Güneş, yoldan kontrolsüzce gelen bir tırı fark etti. Çisem ‘in çığlığı, havayı parçalarken, diğer beden donmuş halde bekliyordu. Taha, paniğin içinde direksiyonu sağa kırdı. Tır, sol yanlarından geçmeye çalışırken, Güneş, korkunç bir çarpışmaya tanıklık etti. Metalin ezilişini, camların patlamasını gördü. Araç, dev bir yaratığın altında ezilen bir böcek gibi paramparça olmuştu. Taha ve Çisem, kanlar içinde hareketsizdi. Güneş, yere düşen ışıklarıyla bedenlere ulaştığında, genç adamın gözleri kendi bacaklarına takıldı. Artık yerinde değillerdi.

Ölüyor muydu?

Bu, beyninin son 10 dakikası mıydı?

Güneş, çığlığı duyduğunda irkildi. Öyle bir haykırıştı ki, sanki tüm gökyüzü parçalanıyordu.
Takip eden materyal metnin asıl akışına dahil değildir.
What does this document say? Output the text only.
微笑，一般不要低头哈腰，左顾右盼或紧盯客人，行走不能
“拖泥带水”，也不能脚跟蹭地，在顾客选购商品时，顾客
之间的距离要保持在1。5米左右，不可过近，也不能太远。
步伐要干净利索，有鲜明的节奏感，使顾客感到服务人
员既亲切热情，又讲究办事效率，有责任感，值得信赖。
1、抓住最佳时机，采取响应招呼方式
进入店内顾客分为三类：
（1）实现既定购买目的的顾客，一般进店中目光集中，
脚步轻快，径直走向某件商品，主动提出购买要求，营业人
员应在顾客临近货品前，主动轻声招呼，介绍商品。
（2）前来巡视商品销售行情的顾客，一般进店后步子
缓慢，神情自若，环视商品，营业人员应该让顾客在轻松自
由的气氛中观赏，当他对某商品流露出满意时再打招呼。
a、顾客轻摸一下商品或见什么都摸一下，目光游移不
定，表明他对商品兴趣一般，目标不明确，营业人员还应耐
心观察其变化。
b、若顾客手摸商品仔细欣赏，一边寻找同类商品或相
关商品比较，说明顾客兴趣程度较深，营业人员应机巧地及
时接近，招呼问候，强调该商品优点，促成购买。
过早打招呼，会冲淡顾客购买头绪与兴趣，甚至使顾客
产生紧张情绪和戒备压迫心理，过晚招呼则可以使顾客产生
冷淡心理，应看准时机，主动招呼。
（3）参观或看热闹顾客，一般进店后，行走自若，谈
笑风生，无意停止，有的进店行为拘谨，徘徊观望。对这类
Gözleri açıldığında, Çisem ‘in kaygılı bakışlarıyla karşılaştı. Yine bir kâbus… Yine aynı korku… Taha, durumu fark edip arabayı kenara çekti, onun sakinleşmesini bekledi. Genç beden, hızla araçtan inip derin derin nefes aldı. Güneş, tenine dokunuyordu; yaşıyordu, hâlâ tek parçaydı. Ancak zihninde bir şeyler hâlâ yolunda değildi. Dünkü olayın etkisi, ağır bir sis gibi peşini bırakmıyordu. Çisem, endişeyle ona sarıldı, yanında olduğunu hissettirmeye çalıştı. Ama gözyaşları bile çare gibi gelmiyordu. Genç beden, titreyen elleriyle gözyaşlarını sildi ve çantasından telefonunu çıkararak Alp’i aradı. Telefon uzun uzun çaldıktan sonra nihayet bir ses duyuldu.

“Müsait misin?”

“Dersteyim Güneş, sonra arayım mı?”

“Gerek yok, okula geliyorum, orada seni bulurum.”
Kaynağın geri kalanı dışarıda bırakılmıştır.